Una úlcera acabó con Napoleón
Nuevas investigaciones descartan que el emperador fuera envenenado
Por fin el emperador descansará tranquilo. En 1961, el estomatólogo sueco Sten Forshfvud lanzaba la hipótesis de que Napoleón había muerto envenenado por arsénico. Enseguida se sumaron otras voces a la tesis, sin duda más novelescas que la de una complicación cancerosa de una úlcera gástrica. Ahora otros científicos creen poder desmentir la idea del asesinato o suicidio por arsénico a partir de análisis más precisos y sobre todo de mejores razonamientos.
Como el emperador había sido objeto de culto para sus seguidores y sus enemigos temían siempre que resucitase y ocupara de nuevo el trono, el cadáver de Napoleón I fue objeto tras su fallecimiento, el 5 de mayo de 1821 en el islote de Santa Helena, de una autopsia multitudinaria efectuada por seis médicos británicos y el doctor Antonmmarchi, el de cabecera y personal del emperador. Ninguno de ellos era forense, y las notas médicolegales sólo permiten comprender la existencia de una úlcera gástrica.
La utilización de arsénico para proteger el cabello era moneda corriente en el siglo XIX
Pero los cabellos del emperador hablan de otra cosa. Analizados en el centro nuclear de Harwell (Gran Bretaña), en los laboratorios del FBI, en la escuela politécnica de Lausana, en el Synchrotrón de Grenoble y ahora en el de Orsa (en las afueras de la capital francesa), siempre han revelado una presencia exagerada de arsénico, de 15 y 100 partes de arsénico por millón, cuando lo normal es que esa tasa oscile entre 0,8 y tres partes.
Lo insólito es que los cabellos del ilustre difunto le fueron arrebatados a su testa imperial en tres oportunidades: en 1805, en 1814 y en 1821, ya muerto. En los tres casos la tasa de arsénico es mortal. 'Si en 1805 su intoxicación por arsénico era tan alta, nunca hubiera llegado vivo a 1814 o 1821', dice el doctor Pierre Chevallier, del Synchrotron de Orsay.
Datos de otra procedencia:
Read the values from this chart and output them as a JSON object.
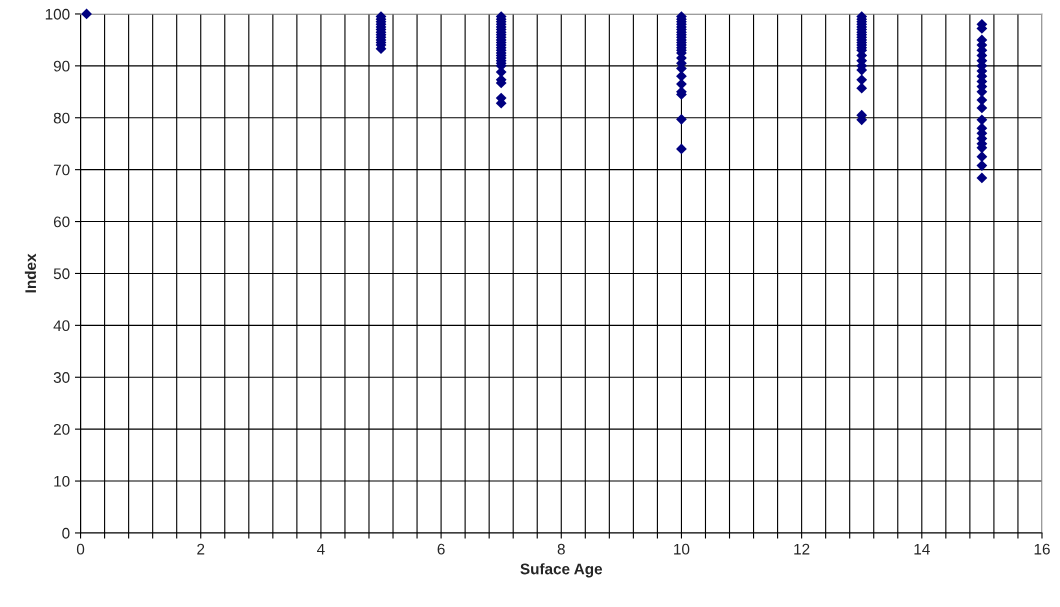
{
  "chart_data": {
    "type": "scatter",
    "xlabel": "Suface Age",
    "ylabel": "Index",
    "x": [
      0.1,
      5,
      5,
      5,
      5,
      5,
      5,
      5,
      5,
      5,
      5,
      5,
      5,
      5,
      7,
      7,
      7,
      7,
      7,
      7,
      7,
      7,
      7,
      7,
      7,
      7,
      7,
      7,
      7,
      7,
      7,
      7,
      7,
      7,
      7,
      7,
      7,
      7,
      7,
      10,
      10,
      10,
      10,
      10,
      10,
      10,
      10,
      10,
      10,
      10,
      10,
      10,
      10,
      10,
      10,
      10,
      10,
      10,
      10,
      10,
      10,
      10,
      10,
      13,
      13,
      13,
      13,
      13,
      13,
      13,
      13,
      13,
      13,
      13,
      13,
      13,
      13,
      13,
      13,
      13,
      13,
      13,
      13,
      13,
      13,
      15,
      15,
      15,
      15,
      15,
      15,
      15,
      15,
      15,
      15,
      15,
      15,
      15,
      15,
      15,
      15,
      15,
      15,
      15,
      15,
      15,
      15,
      15,
      15
    ],
    "values": [
      100,
      99.5,
      99,
      98.5,
      98,
      97.5,
      97,
      96.5,
      96,
      95.5,
      95,
      94.5,
      94,
      93.3,
      99.5,
      99,
      98.5,
      98,
      97.5,
      97,
      96.5,
      96,
      95.5,
      95,
      94.5,
      94,
      93.5,
      93,
      92.5,
      92,
      91.5,
      91,
      90.5,
      90,
      88.8,
      87.3,
      86.7,
      83.8,
      82.8,
      99.5,
      99,
      98.5,
      98,
      97.5,
      97,
      96.5,
      96,
      95.5,
      95,
      94.5,
      94,
      93.5,
      93,
      92.5,
      91.5,
      90.5,
      89.5,
      88,
      86.5,
      85,
      84.5,
      79.7,
      74,
      99.5,
      99,
      98.5,
      98,
      97.5,
      97,
      96.5,
      96,
      95.5,
      95,
      94.5,
      94,
      93.5,
      93,
      92,
      91,
      90,
      89.2,
      87.3,
      85.7,
      80.5,
      79.6,
      98,
      97.2,
      95,
      94,
      93,
      92,
      91,
      90,
      89,
      88,
      87,
      86,
      85,
      83.4,
      81.9,
      79.6,
      78,
      77,
      76,
      75,
      74.2,
      72.5,
      70.8,
      68.4
    ],
    "color": "#000080",
    "marker": "diamond",
    "xlim": [
      0,
      16
    ],
    "ylim": [
      0,
      100
    ],
    "xticks": [
      0,
      {
        "value": 0.4,
        "label": null
      },
      {
        "value": 0.8,
        "label": null
      },
      {
        "value": 1.2,
        "label": null
      },
      {
        "value": 1.6,
        "label": null
      },
      2,
      {
        "value": 2.4,
        "label": null
      },
      {
        "value": 2.8,
        "label": null
      },
      {
        "value": 3.2,
        "label": null
      },
      {
        "value": 3.6,
        "label": null
      },
      4,
      {
        "value": 4.4,
        "label": null
      },
      {
        "value": 4.8,
        "label": null
      },
      {
        "value": 5.2,
        "label": null
      },
      {
        "value": 5.6,
        "label": null
      },
      6,
      {
        "value": 6.4,
        "label": null
      },
      {
        "value": 6.8,
        "label": null
      },
      {
        "value": 7.2,
        "label": null
      },
      {
        "value": 7.6,
        "label": null
      },
      8,
      {
        "value": 8.4,
        "label": null
      },
      {
        "value": 8.8,
        "label": null
      },
      {
        "value": 9.2,
        "label": null
      },
      {
        "value": 9.6,
        "label": null
      },
      10,
      {
        "value": 10.4,
        "label": null
      },
      {
        "value": 10.8,
        "label": null
      },
      {
        "value": 11.2,
        "label": null
      },
      {
        "value": 11.6,
        "label": null
      },
      12,
      {
        "value": 12.4,
        "label": null
      },
      {
        "value": 12.8,
        "label": null
      },
      {
        "value": 13.2,
        "label": null
      },
      {
        "value": 13.6,
        "label": null
      },
      14,
      {
        "value": 14.4,
        "label": null
      },
      {
        "value": 14.8,
        "label": null
      },
      {
        "value": 15.2,
        "label": null
      },
      {
        "value": 15.6,
        "label": null
      },
      16
    ],
    "yticks": [
      0,
      10,
      20,
      30,
      40,
      50,
      60,
      70,
      80,
      90,
      100
    ],
    "grid": true
  }
}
En su día, el millonario canadiense Ben Weider, presidente de la Sociedad Napoleónica Internacional, asumió con entusiasmo la idea del envenenamiento y se convirtió en su principal propagador. Varios historiadores interesados en defender la imagen de un compló británico o de una conspiración monárquica y antirrevolucionaria también se han hecho eco del rumor con visos científicos que culpa de todo al arsénico.
'Si hay la misma cantidad de arsénico en los cabellos de las distintas épocas, que no estamos seguros que pertenezcan siempre al emperador como creían los que los guardaban como reliquias, eso se debe a una contaminación exterior'. Chevallier y los suyos han impregnado de arsénico mechas de su propio cabello, las han lavado varias veces y siempre el rastro de arsénico ha seguido siendo muy alto. 'La utilización de arsénico para proteger el cabello era corriente en el siglo XIX, y es la hipótesis que explica de manera más plausible la presencia del veneno'. Otras voces quieren tener en cuenta el arsénico que desprende una calefacción con estufas de hierro fundido al quemar madera -al parecer, el emperador era friolero-; otras se refieren a los productos utilizados para encolar el papel pintado en las húmedas paredes de la residencia, y otras recuerdan que la isla estaba llena de ratas y que el arsénico sirve para acabar con los temibles roedores.
'No consta que Napoleón presentase síntomas de queratinización de los pies o de melanodermia, dos consecuencias inevitables de ese tipo de envenenamiento', dicen los médicos menos dados a las explicaciones policiales.
Para Jean Tulard, incansable glosador de Napoleón y catedrático de la Sorbona, lo que hay que preguntarse es a quién le hubiera aprovechado el crimen? 'Napoleón ya no era entonces una amenaza para los británicos ni para la monarquía francesa'. Algunos avanzan que los restos que ocupan la tumba en los Inválidos no son los del conquistador de Europa. Una película británica reciente, The emperor's new clothes, tomaba al pie de la letra esa opción y hacía que Napoleón desembarcase de nuevo en Francia mientras un sosias le reemplazaba en Santa Helena.
El problema para Bonaparte era que, al llegar a París, nadie le reconocía y comprendía al fin que, de insistir demasiado en que respetasen su identidad, corría el peligro de acabar como esas decenas de desgraciados que llenaban el manicomio de la capital asegurando que ellos y sólo ellos eran el auténtico Napoleón.